The bioinformatics sequence similarity learning resource was implemented in a diverse set of courses across program-level and institution classification.
| Course Content Focus | Undergraduate Course Level | Institution Classification |
|---|---|---|
| Bioinformatics and Computational Biology | 100 | RI |
| General Biology | 100 | RI |
| General Biology | 200 | PUI |
| Genetics | 300 | RI |
| Molecular Biotechnology | 300 | PUI |
| Molecular Biology of the Cell | 300 | RI |
| Developmental Biology | 400 | PUI |
| Virology | 400 | RI |
*The General Biology course offered at the primarily undergraduate institution covered topics focused within the areas of cellular and molecular biology, while the General Biology course offered at the research-intensive institution focused on biological diversity and ecology.
†Within a 4-year undergraduate degree plan, 100–200 level courses are typically introductory in nature and require less prerequisite knowledge (OR fewer prerequisite courses). 300–400 level courses are typically advanced in nature and specialized in course content and typically reserved for upper-level students.
‡Research Intensive (RI) Institutions are doctoral degree granting universities with moderate to very high research activity. Primarily Undergraduate Institutions (PUIs) typically focus on conferring bachelor’s degrees, where the primary expectation for faculty is teaching, with research being a secondary focus.
Fig 2Aggregate pre-/post-assessment quiz scores indicate significant participant learning gains.
The fifteen-item assessment consisting of a combination of multiple-choice and multiple-select questions was administered pre- and post-completion of the learning modules. Nine cohorts of student participants (n = 373) at independent institutions completed the assessment instrument with 7–28 days between pre- and post-assessment. Pre- (4.47) and post- (6.78) means are represented by a narrow black crossbar. The difference between the pre- and post-means has statistical significance (p < 0.00001, GLM).

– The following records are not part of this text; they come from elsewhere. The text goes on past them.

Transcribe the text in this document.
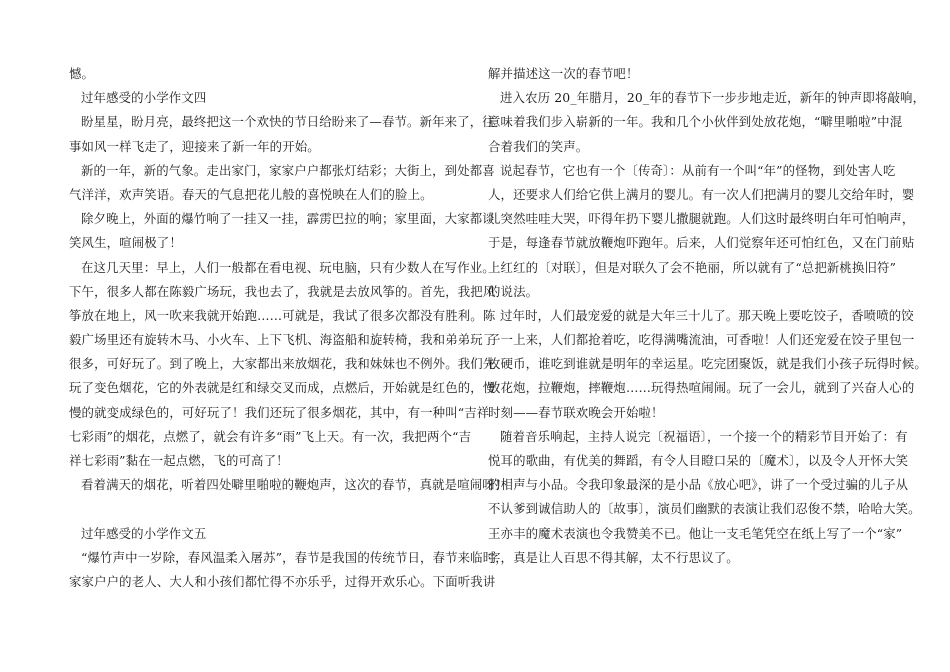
憾。
过年感受的小学作文四
盼星星，盼月亮，最终把这一个欢快的节日给盼来了—春节。新年来了，往
事如风一样飞走了，迎接来了新一年的开始。
新的一年，新的气象。走出家门，家家户户都张灯结彩；大街上，到处都喜
气洋洋，欢声笑语。春天的气息把花儿般的喜悦映在人们的脸上。
除夕晚上，外面的爆竹响了一挂又一挂，霹雳巴拉的响；家里面，大家都谈
笑风生，喧闹极了！
在这几天里：早上，人们一般都在看电视、玩电脑，只有少数人在写作业。
下午，很多人都在陈毅广场玩，我也去了，我就是去放风筝的。首先，我把风
筝放在地上，风一吹来我就开始跑……可就是，我试了很多次都没有胜利。陈
毅广场里还有旋转木马、小火车、上下飞机、海盗船和旋转椅，我和弟弟玩了
很多，可好玩了。到了晚上，大家都出来放烟花，我和妹妹也不例外。我们先
玩了变色烟花，它的外表就是红和绿交叉而成，点燃后，开始就是红色的，慢
慢的就变成绿色的，可好玩了！我们还玩了很多烟花，其中，有一种叫“吉祥
七彩雨”的烟花，点燃了，就会有许多“雨”飞上天。有一次，我把两个“吉
祥七彩雨”黏在一起点燃，飞的可高了！
看着满天的烟花，听着四处噼里啪啦的鞭炮声，这次的春节，真就是喧闹呀！
过年感受的小学作文五
“爆竹声中一岁除，春风温柔入屠苏”，春节是我国的传统节日，春节来临时，
家家户户的老人、大人和小孩们都忙得不亦乐乎，过得开欢乐心。下面听我讲
解并描述这一次的春节吧！
进入农历 20_年腊月，20_年的春节下一步步地走近，新年的钟声即将敲响，
意味着我们步入崭新的一年。我和几个小伙伴到处放花炮，“噼里啪啦”中混
合着我们的笑声。
说起春节，它也有一个〔传奇〕：从前有一个叫“年”的怪物，到处害人吃
人，还要求人们给它供上满月的婴儿。有一次人们把满月的婴儿交给年时，婴
儿突然哇哇大哭，吓得年扔下婴儿撒腿就跑。人们这时最终明白年可怕响声，
于是，每逢春节就放鞭炮吓跑年。后来，人们觉察年还可怕红色，又在门前贴
上红红的〔对联〕，但是对联久了会不艳丽，所以就有了“总把新桃换旧符”
的说法。
过年时，人们最宠爱的就是大年三十儿了。那天晚上要吃饺子，香喷喷的饺
子一上来，人们都抢着吃，吃得满嘴流油，可香啦！人们还宠爱在饺子里包一
枚硬币，谁吃到谁就是明年的幸运星。吃完团聚饭，就是我们小孩子玩得时候。
放花炮，拉鞭炮，摔鞭炮……玩得热喧闹闹。玩了一会儿，就到了兴奋人心的
时刻——春节联欢晚会开始啦！
随着音乐响起，主持人说完〔祝福语〕，一个接一个的精彩节目开始了：有
悦耳的歌曲，有优美的舞蹈，有令人目瞪口呆的〔魔术〕，以及令人开怀大笑
的相声与小品。令我印象最深的是小品《放心吧》，讲了一个受过骗的儿子从
不认爹到诚信助人的〔故事〕，演员们幽默的表演让我们忍俊不禁，哈哈大笑。
王亦丰的魔术表演也令我赞美不已。他让一支毛笔凭空在纸上写了一个“家”
字，真是让人百思不得其解，太不行思议了。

Black error bars represent the 95% confidence interval of the mean and the number of matched student assessment records is indicated below each swarm plot.

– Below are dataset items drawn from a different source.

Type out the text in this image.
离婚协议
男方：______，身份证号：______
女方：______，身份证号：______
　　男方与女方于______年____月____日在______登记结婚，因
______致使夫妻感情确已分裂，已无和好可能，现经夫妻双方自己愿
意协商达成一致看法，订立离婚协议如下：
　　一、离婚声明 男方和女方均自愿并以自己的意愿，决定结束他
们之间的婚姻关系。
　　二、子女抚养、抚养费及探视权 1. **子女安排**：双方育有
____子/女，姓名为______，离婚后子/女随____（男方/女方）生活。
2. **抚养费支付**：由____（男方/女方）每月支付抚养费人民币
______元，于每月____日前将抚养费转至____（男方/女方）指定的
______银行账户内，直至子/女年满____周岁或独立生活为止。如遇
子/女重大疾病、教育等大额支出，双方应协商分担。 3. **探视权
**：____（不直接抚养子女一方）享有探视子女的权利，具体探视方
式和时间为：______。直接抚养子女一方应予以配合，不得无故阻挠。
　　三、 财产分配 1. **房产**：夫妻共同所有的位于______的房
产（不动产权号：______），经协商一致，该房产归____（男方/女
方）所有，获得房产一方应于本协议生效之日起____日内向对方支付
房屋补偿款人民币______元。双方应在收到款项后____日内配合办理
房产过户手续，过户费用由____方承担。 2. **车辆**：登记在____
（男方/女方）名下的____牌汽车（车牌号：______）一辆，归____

Fig 3Learning gains from matched pre-/post-assessment quiz scores disaggregated by course type.
Courses at PUIs in which the modules were implemented included General Biology, Molecular Biotechnology, and Developmental Biology. All others, including an additional General Biology course were at RI institutions. Means are represented by a narrow black crossbar. Black error bars represent the 95% confidence interval of the mean. The black dashed line indicates a pre-/post- difference of zero, indicating neither a learning gain nor loss. Learning gains significantly greater than 0 were observed in all classes (adj. p < 0.001, one-sample t-test). Sample size (n) for each course is shown above course name.
Fig 4Student participants self-reported perceived learning gains.
Retrospective pre- and post-survey aggregate data utilizing a four-point Likert-type scale is depicted as a divergent stacked bar graph. Nine cohorts of student participants (n = 362) at a diversity of institutions completed the survey instrument. All questions were statistically significant (p<0.0001) when comparing median Likert-type scale response between retrospective pre- and post-ratings using the Wilcoxon signed-rank test.